As Arthur went over exactly what her job would entail, Tommy didn’t move from where she had left him. Twenty minutes later, she was back out on the street with a job and some future prospects. She couldn’t contain her giddiness, permitting a small grin. But she found herself waiting at the corner of the building. She wondered if Tommy would follow her out. Explain. Discuss. Praying no one would mistake her for a whore, she leaned against the brick wall, drawing her hat low.

A few beats. The sound of a door.

Tommy Shelby appeared at the corner, a cigarette already drawn between his fingers. “It is you.”

Raising the brim of her cap, she nodded, “it’s me.”

“Why’ve you come to Birmingham?” he asked, lighting the cigarette with an efficient strike of his match and a puff. 

“You remember Alice,” she murmured, “she lives here now. This is where her fiancé was from. He died at Verdun, and she didn’t know where else to go. She’s been lonely, so she sent for me.”

“And your boy, did he ever come home?”

“He did.”

Tommy raised an eyebrow, offering her his cigarette, “he came to England with you?”

She waved it off, resisting the urge to cross her arms. “No.”

He leveraged a curious look at her, “why not?’

“We’re not together,” she explained, praying he’d leave it at that.

“Decided not to rekindle the romance when you both returned home?”


Thank God, he did leave it at that. Nodding to her, he took another drag of his cigarette, “I’ll be seeing you tomorrow then.”

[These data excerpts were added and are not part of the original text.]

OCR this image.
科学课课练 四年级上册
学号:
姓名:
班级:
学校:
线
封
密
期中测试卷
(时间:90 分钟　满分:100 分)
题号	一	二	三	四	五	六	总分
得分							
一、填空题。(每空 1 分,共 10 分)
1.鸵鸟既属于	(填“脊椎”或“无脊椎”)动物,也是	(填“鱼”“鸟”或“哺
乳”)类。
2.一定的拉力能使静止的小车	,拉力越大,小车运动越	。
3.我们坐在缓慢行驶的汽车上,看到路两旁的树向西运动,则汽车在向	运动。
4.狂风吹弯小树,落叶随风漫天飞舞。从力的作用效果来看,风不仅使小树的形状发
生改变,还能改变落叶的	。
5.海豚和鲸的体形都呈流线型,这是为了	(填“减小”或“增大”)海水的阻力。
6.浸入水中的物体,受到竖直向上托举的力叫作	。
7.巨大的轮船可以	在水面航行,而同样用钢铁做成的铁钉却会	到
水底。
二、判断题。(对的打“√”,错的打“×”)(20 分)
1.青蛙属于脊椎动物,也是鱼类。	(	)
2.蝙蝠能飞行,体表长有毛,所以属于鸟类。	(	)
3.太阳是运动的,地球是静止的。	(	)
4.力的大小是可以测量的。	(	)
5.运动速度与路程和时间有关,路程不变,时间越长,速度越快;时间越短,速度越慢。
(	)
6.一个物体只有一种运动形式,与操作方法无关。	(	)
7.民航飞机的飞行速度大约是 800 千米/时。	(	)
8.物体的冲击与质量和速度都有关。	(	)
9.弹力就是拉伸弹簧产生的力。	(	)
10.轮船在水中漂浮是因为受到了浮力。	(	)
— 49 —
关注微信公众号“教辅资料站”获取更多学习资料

This surprised her. “You will?”

“My family’s company owns the pub,” he said. “You’d be surprised how often I’m here.”

“Well,” she said, flashing him a grin, “it’ll be lovely to see you. We should catch up.”

His eyes were as intense as ever, burrowing into her soul. God, he was beautiful.

Something about his voice was rough, “I didn’t mean to leave so suddenly. I had to go." 

“God,” she said, trying to instill a false cheeriness in her words, “I hope you haven’t been worrying about it. I was a little shocked, but I lived.”

“Good,” he said, pulling his cap further over his face. “Have a good day, Miss Frasier.”

“Same to you,” she murmured, cursing herself for creating a distance between them. All she wanted was to see his face properly.

Instead, she peeled herself off the brick wall and kept walking, headed back in the direction of Alice’s apartment. She had done the right thing, she reassured herself. How could she be close with Tommy so soon after everything that had happened with Félix? And it had been years since she last saw him. For all she knew, he was happily married. It was incredibly bold of her to assume that he’d even feel the same way after all this time, or even to ascribe the same depth to his feelings as hers in the first place.

Feeling reassured, she slipped her copy of her employment contract from her coat. 

Tomorrow she would begin her job with Shelby Company Limited.